In present study, metformin significantly improved liver function. Non-alcoholic fatty liver disease (NAFLD) is commonly observed in patients with type 2 diabetes. Insulin-resistance plays a central role in the development and progression of NAFLD, and several studies have indicated that metformin, as an insulin sensitizer, effectively improves NAFLD and its related metabolic status [12]. Metformin-induced improvement of insulin resistance may be associated with amelioration of liver function in our patients.

Our study showed that metformin reduced LDL-C and non-HDL-C. It was recently reported that metformin exerts a beneficial effect on serum lipids by lowering TG, through a selective increase in very low-density lipoprotein (VLDL)-TG uptake and fatty acid oxidation in adipose tissue [13]. The metformin-induced reduction in tissue lipid storage is consistent with an increase in both fatty acid oxidation and inhibition of lipogenesis, presumably mediated by AMPK activation [13-15]. Such mechanisms may contribute to reduction of LDL-C and non-HDL-C in our study.

Our study demonstrated that metformin significantly reduced HbA1c in both patients with BMI < 25 and BMI ≥ 25 group. DeFronzo RA, et al reported that metformin suppressed hepatic gluconeogenesis regardless of the presence or absence of obesity [16], supporting our result. Interestingly, metformin improved body weight, blood pressure and liver function in only patients with BMI ≥ 25. Increased blood pressure and NAFLD are highly associated with insulin resistance, and insulin resistance may be more severe in patients with BMI ≥ 25 than in patients with BMI < 25. An amelioration of insulin resistance may decrease serum insulin levels which can induce weight loss, and may also improve blood pressure and liver function.
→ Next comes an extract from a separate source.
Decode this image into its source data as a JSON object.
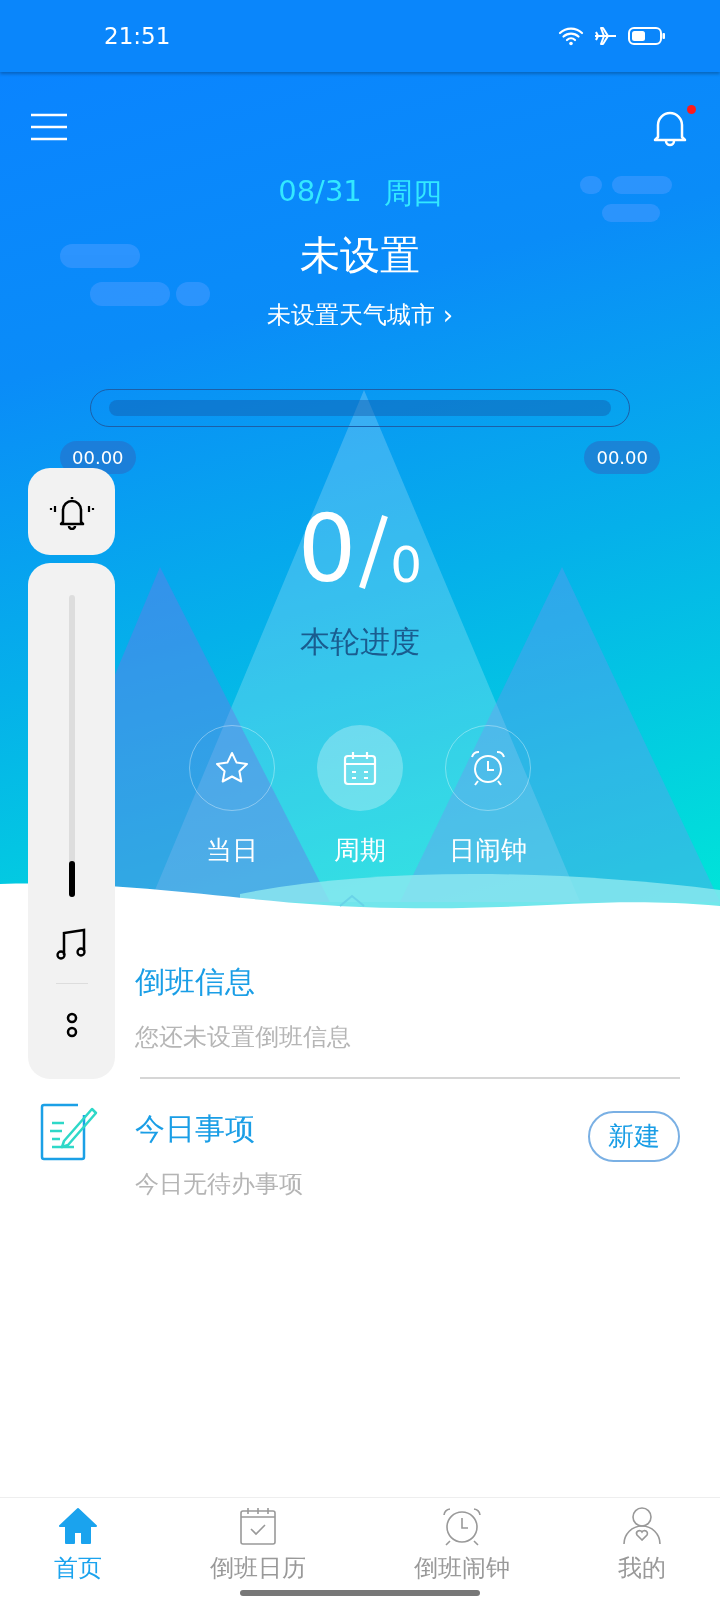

The present study has several limitations. First, food intakes and/or exercise levels may have an influence on the study results. Second, the number of studied subjects was small because of the limited availability. A more detailed prospective study is recommended to evaluate the effects of metformin monotherapy more validly.

Conclusions

The metformin monotherapy improved glycemic control regardless of presence or absence of obesity. Interestingly, metformin improved body weight, blood pressure and liver function in only overweight patients with type 2 diabetes.

Conflict Interest

The authors declare that they have no competing interests.